The Brian Jonestown Massacre at the Bluebird Theater, 5/8/12

Categories: Last Night
German opener the Blue Angel Lounge owe as much to Joy Division as New Order does, if not quite as much as Interpol. Studied enthusiasts of musical melodrama, the spellbinding quintet could easily have headed its own bill, but that would have downgraded the surprise of happening to catch them. Newcombe himself seemed to share in the spell, as the singer spent the first part of their set staring from the audience before joining the guys onstage.

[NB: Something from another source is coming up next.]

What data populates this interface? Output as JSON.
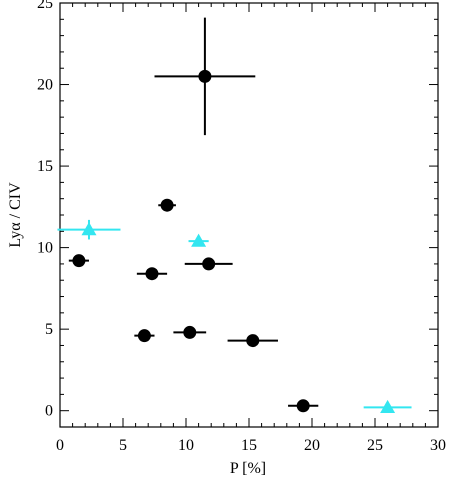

Blue Angel singer Nils Ottensmeyer sounds like a bitter, black-coffee Ian Curtis, and the drummer plays like a drum machine. All of the members sport pants so tights that their legs look like boa constrictors swallowing slightly smaller snakes. And their dreamy, eerie, cassette-tape freak-rock is captivating, with peals of distortion spiraling out of control while Ottensmeyer never leaves it. The result is simultaneously soothing and unsettling, particularly when Ottensmeyer breaks through the darkness with a brief, normal-voiced "Thank you."


CRITIC'S NOTEBOOK


Personal Bias: I've seen Dig! more than twenty times. (On a related note, The Dandy Warhols will hit the Gothic in roughly one month.)
By the Way: During the set, Newcombe made fun of Mayor Michael Hancock's DIA transit announcement, saying: "Hi I'm the mayor, and we have seven professional sports teams. Seven. You can count them on the fingers of your deformed baby's hand." I'm hoping that's not a joke at the expense of Colorado's gene pool.
Random Detail: After the show, one worked-up fan ralphed onto the sidewalk in front of the Bluebird. Thankfully, guitarist Matt Hollywood interrupted his post-show smoke break quickly enough to help her -- and hold her newly purchased BJM vinyl away from the target area. Awkward.